Shelf life after dilution

The product can be diluted with 0.9% sodium chloride solution or 5% glucose solution. Stability data in concentrations of 0.35 mg/ml and 15 mg/ml have shown that the maximum shelf life of ready-to-use 5-fluorouracil infusion solution is 28 days.

This shelf life refers both to refrigerator storage (2°C–8°C) including protection from light and storage at ambient temperature (20°C–25°C) with or without protection from light.

The chemical and physical stability of the prepared solution for infusion has been demonstrated for over 28 days. From a microbiological point of view, however, the ready-to-use solution for infusion should be used immediately. If it is not used immediately, the storage conditions for the ready-to-use solution for infusion before administration are the responsibility of the user and are normally no longer than 24 hours at 2–8°C, except if the dilution is performed under controlled and validated aseptic conditions.

1 / 5 vials with 5 ml

1 / 5 vials with 10 ml

1 / 5 vials with 20 ml

1 vial with 100 ml

 

Type I amber glass vials with/without transparent PVC container (Onco-Safe).

 

Not all pack sizes may be marketed.

Due to the possible mutagenic and carcinogenic effects, enhanced safety precautions for hospital staff and physicians apply. While handling 5-fluorouracil, any contact with skin and mucosa should be avoided. Failing this, immediately wash with soap and water. In the event of eye contamination, rinse immediately with water and seek medical advice.All provisions must be made to allow for completely aseptic work. The use of a workspace with laminar flow is recommended. Protective clothing must be worn while handling 5-fluorouracil.

 

Pregnant staff must not work with fluorouracil.

 

Inactivation:       *      700°C

                           *      Sodium hypochlorite (bleach) diluted with 10 parts of water

                          *      Concentrated sodium hydroxide (NaOH) over several hours.

 

The prepared solution should be used immediately after preparation.

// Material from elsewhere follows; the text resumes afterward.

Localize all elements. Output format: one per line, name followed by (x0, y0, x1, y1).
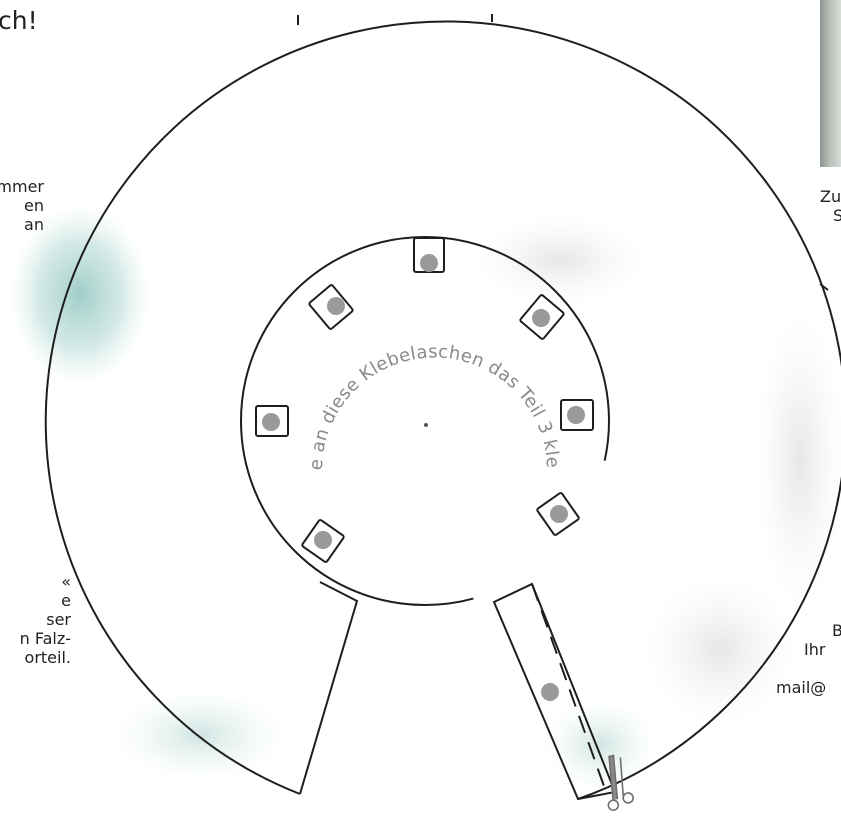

Precipitates formed as a result of exposure to low temperatures can be dissolved by shaking and careful heating to 60°C. Allow to cool prior to use.

 

Loss of efficacy due to the adsorption of 5-fluorouracil in the glass infusion container has been described in the literature.

 

The handling and disposal regulations for cytostatics must be observed.

 

Any unused medicinal product or waste material should be disposed of in accordance with local requirements.